"My recipe for longevity is very simple - eat well ... and keep busy."
This article first appeared in QWeekend on August 28, 2021 and is reproduced here with permission. Interview by Leanne Edmistone; picture by Mark Cranitch.
Colin Morwood OAM
Electrical engineer, 91, Kenmore Hills
I suspect I really am the only genuine one-eyed judge in Olympic history. I lost my eye in a motor accident just weeks before I went to the 1960 Rome Olympics to judge gymnastics. I healed very quickly, had a good artificial eye installed and duly turned up to judge. Having started gymnastics as a boarder at Toowoomba Grammar School, aged 13, the pinnacle of my competitive career was being named Queensland Horizontal Bar Champion 1953. When I moved into administration and judging my involvement really took off. I’ve judged at many an Australian Championship, two Olympic Games – Melbourne 1956 as well as Rome – and been inducted into the Australian Gymnastics Judging Hall of Fame.
Growing up in Brisbane with my brothers Ken, Alan (late) and his twin sister Audrey, our father James “Eric” Morwood was the chief engineer and manager of Brisbane City Council’s electricity department and my mother Myrtle was a secondary school English/ French teacher. Dad used to take me with him on power station breakdown visits and I never wanted to do anything but engineering. I became the first City Electric Light engineering cadet in 1948, which involved a year’s apprenticeship before going to University of Queensland to complete my Bachelor of Engineering (Electrical). My first job was with the City Electric Light Company in 1953.
Five years later, I was sailing to England on the Dominion Monarch, having won a two year industry scholarship to work overseas, when I met my late wife Helen, a New Zealand journalist, while playing deck quoits. We didn’t get together straight away – I had my scholarship to complete and she had to accompany her parents home. After about a year, I got a postcard from Helen to say she was working in London. I was based in Manchester and Newcastle, and burnt many miles commuting to see her. On our way home from a motoring tour of Wales with friends, I took Helen walking on the moors in the Peak District and asked her to marry me. She didn’t give me an answer straight away because a naval lieutenant had asked her to go to Malta. She’d never been and was quite keen to go!

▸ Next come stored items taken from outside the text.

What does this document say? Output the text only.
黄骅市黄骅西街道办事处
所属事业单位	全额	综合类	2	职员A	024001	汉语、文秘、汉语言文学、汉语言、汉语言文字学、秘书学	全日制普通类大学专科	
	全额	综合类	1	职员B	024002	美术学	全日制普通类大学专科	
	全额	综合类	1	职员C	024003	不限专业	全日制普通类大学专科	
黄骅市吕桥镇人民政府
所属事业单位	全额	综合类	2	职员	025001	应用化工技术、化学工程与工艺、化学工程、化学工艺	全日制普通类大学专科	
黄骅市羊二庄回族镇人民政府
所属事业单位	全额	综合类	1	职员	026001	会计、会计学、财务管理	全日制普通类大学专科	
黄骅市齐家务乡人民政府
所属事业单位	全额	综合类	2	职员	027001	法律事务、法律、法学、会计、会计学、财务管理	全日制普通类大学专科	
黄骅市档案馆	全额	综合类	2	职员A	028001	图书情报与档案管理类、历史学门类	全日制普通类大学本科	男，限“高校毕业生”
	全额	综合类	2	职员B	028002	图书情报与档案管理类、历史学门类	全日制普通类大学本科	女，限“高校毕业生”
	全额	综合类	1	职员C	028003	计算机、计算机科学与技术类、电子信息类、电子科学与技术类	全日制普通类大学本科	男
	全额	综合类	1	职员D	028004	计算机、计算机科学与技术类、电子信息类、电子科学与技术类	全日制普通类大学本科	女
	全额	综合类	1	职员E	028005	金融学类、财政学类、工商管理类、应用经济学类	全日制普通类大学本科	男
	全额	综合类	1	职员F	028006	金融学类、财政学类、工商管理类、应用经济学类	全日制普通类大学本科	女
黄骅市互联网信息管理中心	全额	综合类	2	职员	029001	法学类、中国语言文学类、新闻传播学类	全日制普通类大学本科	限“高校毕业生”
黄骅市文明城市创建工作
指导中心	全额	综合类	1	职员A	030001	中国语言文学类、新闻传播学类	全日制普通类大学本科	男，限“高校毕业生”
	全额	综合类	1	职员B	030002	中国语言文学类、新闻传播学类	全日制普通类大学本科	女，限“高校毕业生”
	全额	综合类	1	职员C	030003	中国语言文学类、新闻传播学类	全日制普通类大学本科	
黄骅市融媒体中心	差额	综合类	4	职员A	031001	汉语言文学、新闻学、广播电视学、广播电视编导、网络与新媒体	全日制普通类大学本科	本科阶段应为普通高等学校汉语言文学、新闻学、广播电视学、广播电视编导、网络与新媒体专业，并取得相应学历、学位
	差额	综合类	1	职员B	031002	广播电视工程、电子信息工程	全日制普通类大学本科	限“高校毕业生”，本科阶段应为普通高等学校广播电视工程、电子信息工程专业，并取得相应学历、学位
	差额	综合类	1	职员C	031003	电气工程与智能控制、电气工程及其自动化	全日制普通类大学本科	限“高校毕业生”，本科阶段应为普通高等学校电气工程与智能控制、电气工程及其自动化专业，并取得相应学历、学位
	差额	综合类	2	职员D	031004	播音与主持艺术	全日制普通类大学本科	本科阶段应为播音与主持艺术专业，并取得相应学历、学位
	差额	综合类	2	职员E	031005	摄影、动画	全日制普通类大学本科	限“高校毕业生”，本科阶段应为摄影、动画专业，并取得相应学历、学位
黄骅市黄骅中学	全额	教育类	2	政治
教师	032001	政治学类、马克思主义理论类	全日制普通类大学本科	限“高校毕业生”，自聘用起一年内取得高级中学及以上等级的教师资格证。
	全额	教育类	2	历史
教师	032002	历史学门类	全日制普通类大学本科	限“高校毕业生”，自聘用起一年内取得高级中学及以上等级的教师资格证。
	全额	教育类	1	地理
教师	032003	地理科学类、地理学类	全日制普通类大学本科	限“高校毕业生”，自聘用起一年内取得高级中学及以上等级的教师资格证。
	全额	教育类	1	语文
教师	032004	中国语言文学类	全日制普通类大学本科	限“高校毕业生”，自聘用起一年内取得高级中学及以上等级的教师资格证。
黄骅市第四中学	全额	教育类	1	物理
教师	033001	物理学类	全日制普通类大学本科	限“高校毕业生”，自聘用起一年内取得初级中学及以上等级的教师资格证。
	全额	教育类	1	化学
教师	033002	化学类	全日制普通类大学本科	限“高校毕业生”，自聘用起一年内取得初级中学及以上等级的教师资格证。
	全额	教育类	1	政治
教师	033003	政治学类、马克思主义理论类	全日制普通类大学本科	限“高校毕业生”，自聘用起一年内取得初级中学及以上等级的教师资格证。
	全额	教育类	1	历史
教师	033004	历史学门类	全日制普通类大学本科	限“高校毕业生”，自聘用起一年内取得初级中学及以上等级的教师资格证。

About a week later, I was driving to visit Essex’s Bradwell Nuclear Power Station when I collided with a fully laden sand truck. I ended up in hospital with a lost eye, broken nose, broken jaw, and 40 stitches in my face, but was most worried about not being able to make it to Helen’s that night, where I’d planned to put on a slide show of my photos from the Gymnastics World Cup in Moscow. I had a message sent to her apologising. Next thing, there was Helen at the hospital, saying, yes, she’d marry me. We were married 57 years and have four children – Sue, 59, an architect, John, a town planner, who died aged 55 six months after Helen, 85, in 2018, Bruce, 54, an arborist, and Alastair, 50, an airline pilot – and eight grandchildren, aged 15 to 23 years.

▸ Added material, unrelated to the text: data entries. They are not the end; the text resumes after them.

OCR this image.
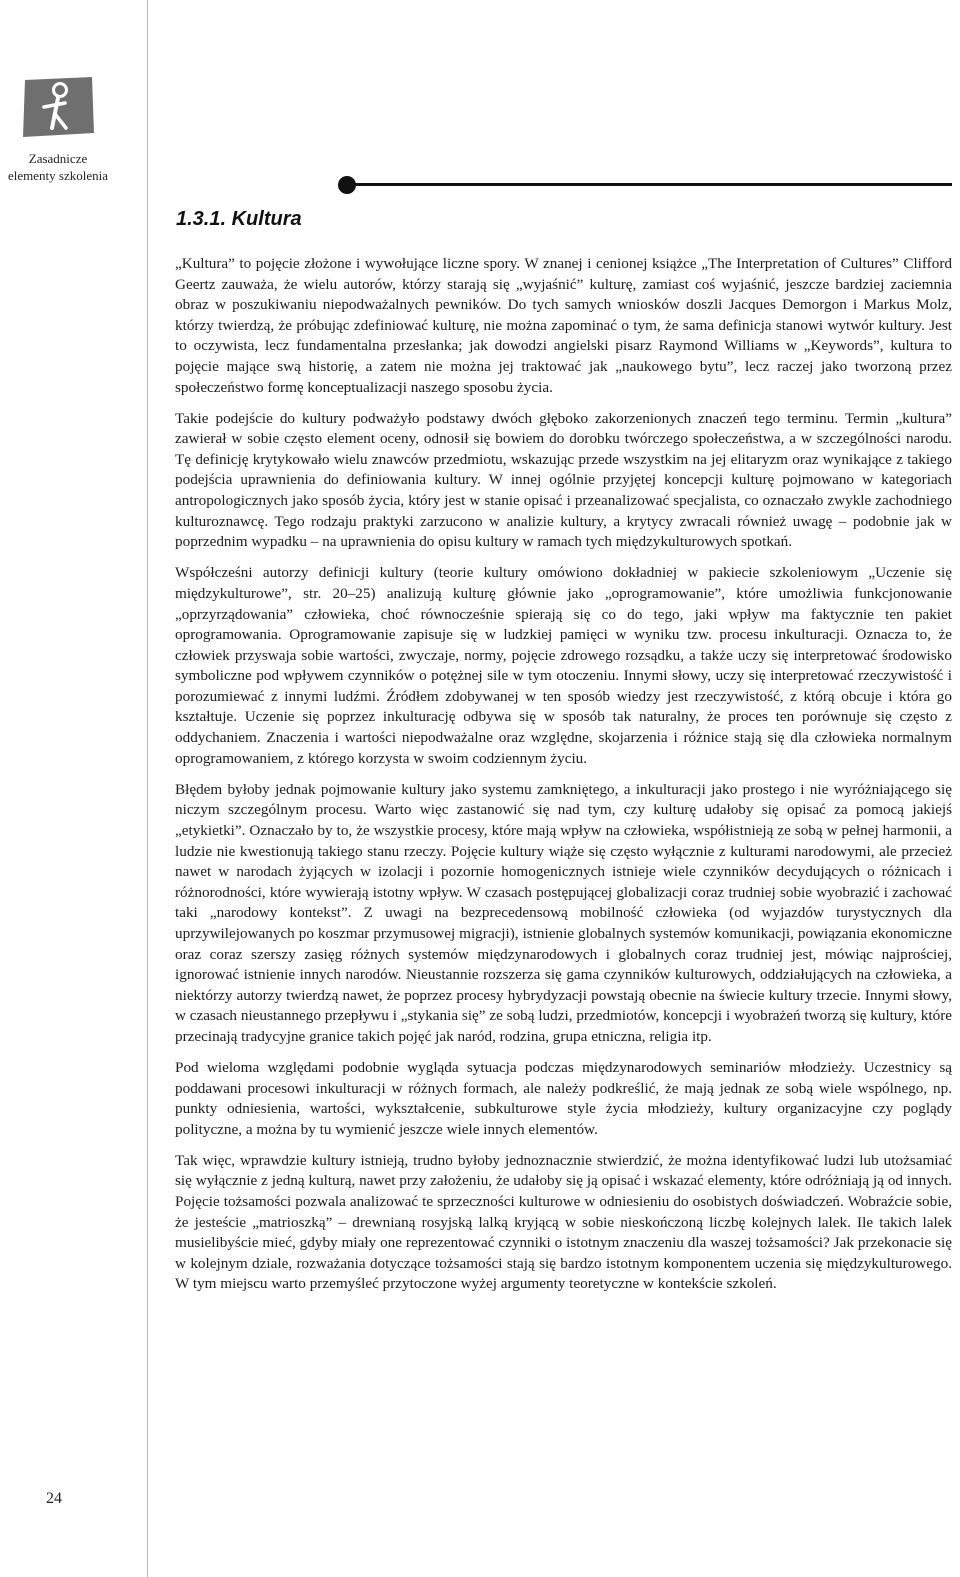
Zasadnicze
elementy szkolenia
1.3.1. Kultura

„Kultura” to pojęcie złożone i wywołujące liczne spory. W znanej i cenionej książce „The Interpretation of Cultures” Clifford Geertz zauważa, że wielu autorów, którzy starają się „wyjaśnić” kulturę, zamiast coś wyjaśnić, jeszcze bardziej zaciemnia obraz w poszukiwaniu niepodważalnych pewników. Do tych samych wniosków doszli Jacques Demorgon i Markus Molz, którzy twierdzą, że próbując zdefiniować kulturę, nie można zapominać o tym, że sama definicja stanowi wytwór kultury. Jest to oczywista, lecz fundamentalna przesłanka; jak dowodzi angielski pisarz Raymond Williams w „Keywords”, kultura to pojęcie mające swą historię, a zatem nie można jej traktować jak „naukowego bytu”, lecz raczej jako tworzoną przez społeczeństwo formę konceptualizacji naszego sposobu życia.

Takie podejście do kultury podważyło podstawy dwóch głęboko zakorzenionych znaczeń tego terminu. Termin „kultura” zawierał w sobie często element oceny, odnosił się bowiem do dorobku twórczego społeczeństwa, a w szczególności narodu. Tę definicję krytykowało wielu znawców przedmiotu, wskazując przede wszystkim na jej elitaryzm oraz wynikające z takiego podejścia uprawnienia do definiowania kultury. W innej ogólnie przyjętej koncepcji kulturę pojmowano w kategoriach antropologicznych jako sposób życia, który jest w stanie opisać i przeanalizować specjalista, co oznaczało zwykle zachodniego kulturoznawcę. Tego rodzaju praktyki zarzucono w analizie kultury, a krytycy zwracali również uwagę – podobnie jak w poprzednim wypadku – na uprawnienia do opisu kultury w ramach tych międzykulturowych spotkań.

Współcześni autorzy definicji kultury (teorie kultury omówiono dokładniej w pakiecie szkoleniowym „Uczenie się międzykulturowe”, str. 20–25) analizują kulturę głównie jako „oprogramowanie”, które umożliwia funkcjonowanie „oprzyrządowania” człowieka, choć równocześnie spierają się co do tego, jaki wpływ ma faktycznie ten pakiet oprogramowania. Oprogramowanie zapisuje się w ludzkiej pamięci w wyniku tzw. procesu inkulturacji. Oznacza to, że człowiek przyswaja sobie wartości, zwyczaje, normy, pojęcie zdrowego rozsądku, a także uczy się interpretować środowisko symboliczne pod wpływem czynników o potężnej sile w tym otoczeniu. Innymi słowy, uczy się interpretować rzeczywistość i porozumiewać z innymi ludźmi. Źródłem zdobywanej w ten sposób wiedzy jest rzeczywistość, z którą obcuje i która go kształtuje. Uczenie się poprzez inkulturację odbywa się w sposób tak naturalny, że proces ten porównuje się często z oddychaniem. Znaczenia i wartości niepodważalne oraz względne, skojarzenia i różnice stają się dla człowieka normalnym oprogramowaniem, z którego korzysta w swoim codziennym życiu.

Błędem byłoby jednak pojmowanie kultury jako systemu zamkniętego, a inkulturacji jako prostego i nie wyróżniającego się niczym szczególnym procesu. Warto więc zastanowić się nad tym, czy kulturę udałoby się opisać za pomocą jakiejś „etykietki”. Oznaczało by to, że wszystkie procesy, które mają wpływ na człowieka, współistnieją ze sobą w pełnej harmonii, a ludzie nie kwestionują takiego stanu rzeczy. Pojęcie kultury wiąże się często wyłącznie z kulturami narodowymi, ale przecież nawet w narodach żyjących w izolacji i pozornie homogenicznych istnieje wiele czynników decydujących o różnicach i różnorodności, które wywierają istotny wpływ. W czasach postępującej globalizacji coraz trudniej sobie wyobrazić i zachować taki „narodowy kontekst”. Z uwagi na bezprecedensową mobilność człowieka (od wyjazdów turystycznych dla uprzywilejowanych po koszmar przymusowej migracji), istnienie globalnych systemów komunikacji, powiązania ekonomiczne oraz coraz szerszy zasięg różnych systemów międzynarodowych i globalnych coraz trudniej jest, mówiąc najprościej, ignorować istnienie innych narodów. Nieustannie rozszerza się gama czynników kulturowych, oddziałujących na człowieka, a niektórzy autorzy twierdzą nawet, że poprzez procesy hybrydyzacji powstają obecnie na świecie kultury trzecie. Innymi słowy, w czasach nieustannego przepływu i „stykania się” ze sobą ludzi, przedmiotów, koncepcji i wyobrażeń tworzą się kultury, które przecinają tradycyjne granice takich pojęć jak naród, rodzina, grupa etniczna, religia itp.

Pod wieloma względami podobnie wygląda sytuacja podczas międzynarodowych seminariów młodzieży. Uczestnicy są poddawani procesowi inkulturacji w różnych formach, ale należy podkreślić, że mają jednak ze sobą wiele wspólnego, np. punkty odniesienia, wartości, wykształcenie, subkulturowe style życia młodzieży, kultury organizacyjne czy poglądy polityczne, a można by tu wymienić jeszcze wiele innych elementów.

Tak więc, wprawdzie kultury istnieją, trudno byłoby jednoznacznie stwierdzić, że można identyfikować ludzi lub utożsamiać się wyłącznie z jedną kulturą, nawet przy założeniu, że udałoby się ją opisać i wskazać elementy, które odróżniają ją od innych. Pojęcie tożsamości pozwala analizować te sprzeczności kulturowe w odniesieniu do osobistych doświadczeń. Wobraźcie sobie, że jesteście „matrioszką” – drewnianą rosyjską lalką kryjącą w sobie nieskończoną liczbę kolejnych lalek. Ile takich lalek musielibyście mieć, gdyby miały one reprezentować czynniki o istotnym znaczeniu dla waszej tożsamości? Jak przekonacie się w kolejnym dziale, rozważania dotyczące tożsamości stają się bardzo istotnym komponentem uczenia się międzykulturowego. W tym miejscu warto przemyśleć przytoczone wyżej argumenty teoretyczne w kontekście szkoleń.

24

My career took us from Brisbane to Townsville, Gatton to Port Moresby, PNG, for four years, and then back to Brisbane. I also spent 40 years volunteering with the Institution of Electrical Engineers. Rotary has also been a huge part of my life since 1973. My Order of Australia nomination came from the Rotary Club of Brisbane Mid-City and it was awarded for service to gymnastics and the community.
My recipe for longevity is very simple – eat well, don’t stint on the red wine and keep busy. I drink my green smoothie every morning; have a high-protein, low carb diet – organic where possible; and always have wine with my main meal.

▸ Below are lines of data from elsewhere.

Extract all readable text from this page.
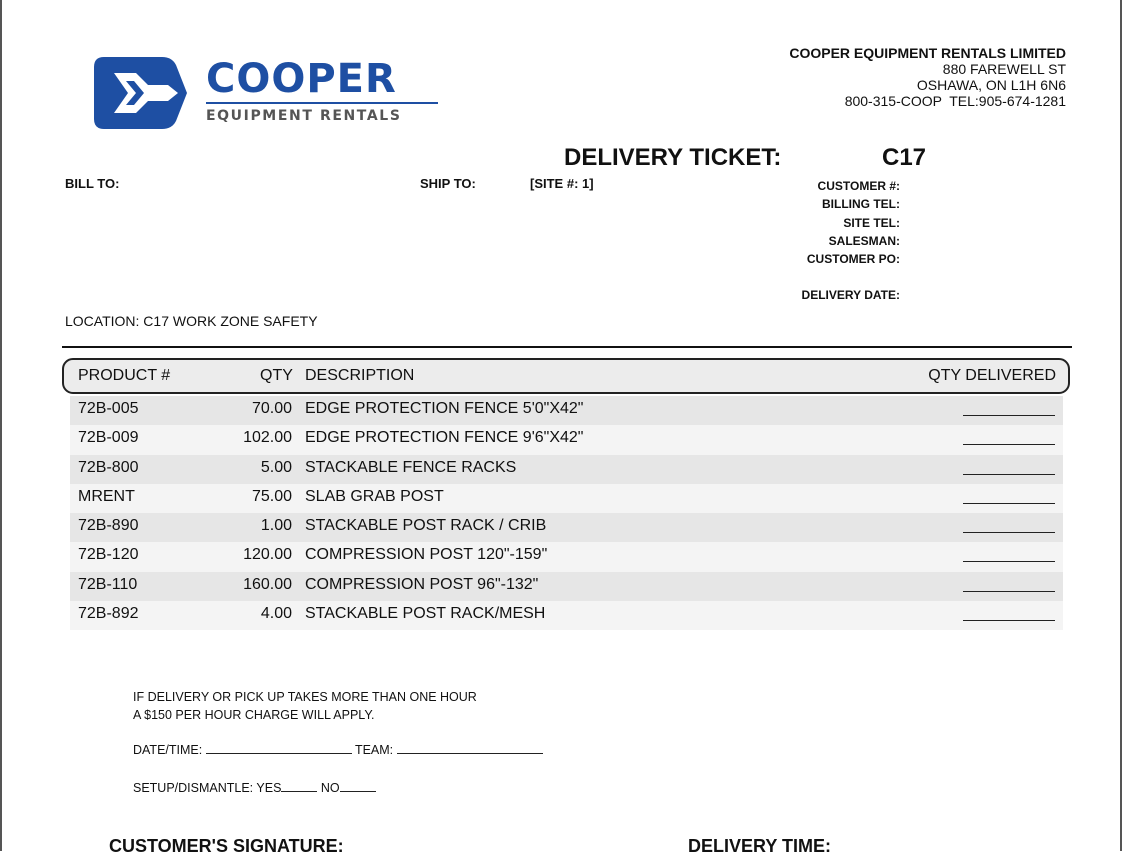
COOPER
EQUIPMENT RENTALS
COOPER EQUIPMENT RENTALS LIMITED
880 FAREWELL ST
OSHAWA, ON L1H 6N6
800-315-COOP  TEL:905-674-1281
DELIVERY TICKET:	C17
BILL TO:	SHIP TO:	[SITE #: 1]	CUSTOMER #:
BILLING TEL:
SITE TEL:
SALESMAN:
CUSTOMER PO:
DELIVERY DATE:
LOCATION: C17 WORK ZONE SAFETY
PRODUCT #	QTY DESCRIPTION	QTY DELIVERED
72B-005	70.00 EDGE PROTECTION FENCE 5'0"X42"
72B-009	102.00 EDGE PROTECTION FENCE 9'6"X42"
72B-800	5.00 STACKABLE FENCE RACKS
MRENT	75.00 SLAB GRAB POST
72B-890	1.00 STACKABLE POST RACK / CRIB
72B-120	120.00 COMPRESSION POST 120"-159"
72B-110	160.00 COMPRESSION POST 96"-132"
72B-892	4.00 STACKABLE POST RACK/MESH
IF DELIVERY OR PICK UP TAKES MORE THAN ONE HOUR
A $150 PER HOUR CHARGE WILL APPLY.
DATE/TIME:	TEAM:
SETUP/DISMANTLE: YES	NO
CUSTOMER'S SIGNATURE:	DELIVERY TIME:
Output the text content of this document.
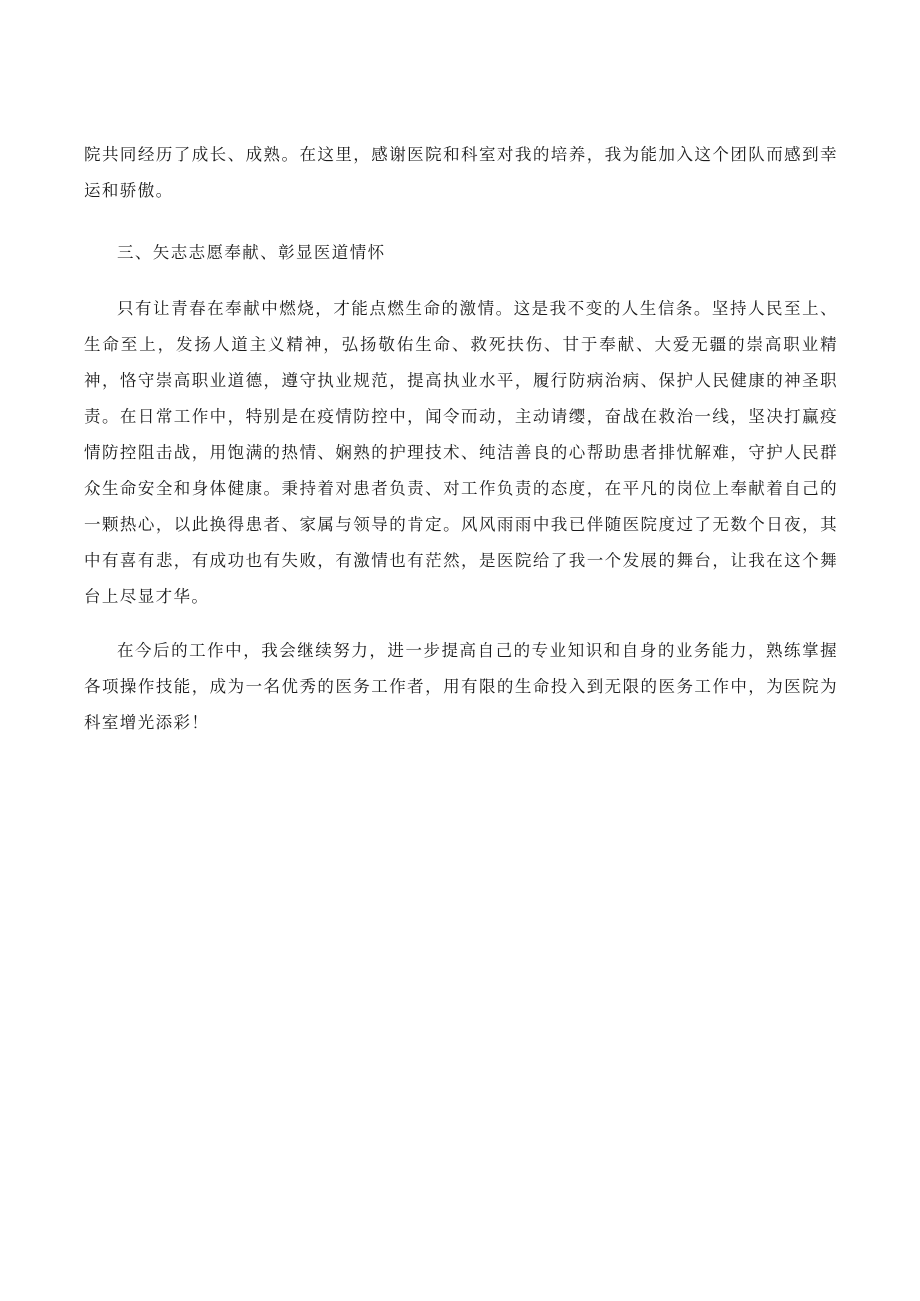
院共同经历了成长、成熟。在这里，感谢医院和科室对我的培养，我为能加入这个团队而感到幸运和骄傲。

三、矢志志愿奉献、彰显医道情怀

只有让青春在奉献中燃烧，才能点燃生命的激情。这是我不变的人生信条。坚持人民至上、生命至上，发扬人道主义精神，弘扬敬佑生命、救死扶伤、甘于奉献、大爱无疆的崇高职业精神，恪守崇高职业道德，遵守执业规范，提高执业水平，履行防病治病、保护人民健康的神圣职责。在日常工作中，特别是在疫情防控中，闻令而动，主动请缨，奋战在救治一线，坚决打赢疫情防控阻击战，用饱满的热情、娴熟的护理技术、纯洁善良的心帮助患者排忧解难，守护人民群众生命安全和身体健康。秉持着对患者负责、对工作负责的态度，在平凡的岗位上奉献着自己的一颗热心，以此换得患者、家属与领导的肯定。风风雨雨中我已伴随医院度过了无数个日夜，其中有喜有悲，有成功也有失败，有激情也有茫然，是医院给了我一个发展的舞台，让我在这个舞台上尽显才华。

在今后的工作中，我会继续努力，进一步提高自己的专业知识和自身的业务能力，熟练掌握各项操作技能，成为一名优秀的医务工作者，用有限的生命投入到无限的医务工作中，为医院为科室增光添彩！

I’m still very busy. I was president of the BlueCare Iona Village (where I live) Independent Residents’ Association (Kenmore Hills) for seven years, as well as a continuing member of the IET (successor to the IEE) committee.
I’ve prepared all the photos for my funeral and Sue asked me to write my eulogy, so I’m halfway through that. I’m about to start compiling a world timeline, starting with my birth year 1930 and recording, year by year, what happened to me, in Queensland, in Australia and the world. I’m hoping to get that finished by my 100th birthday.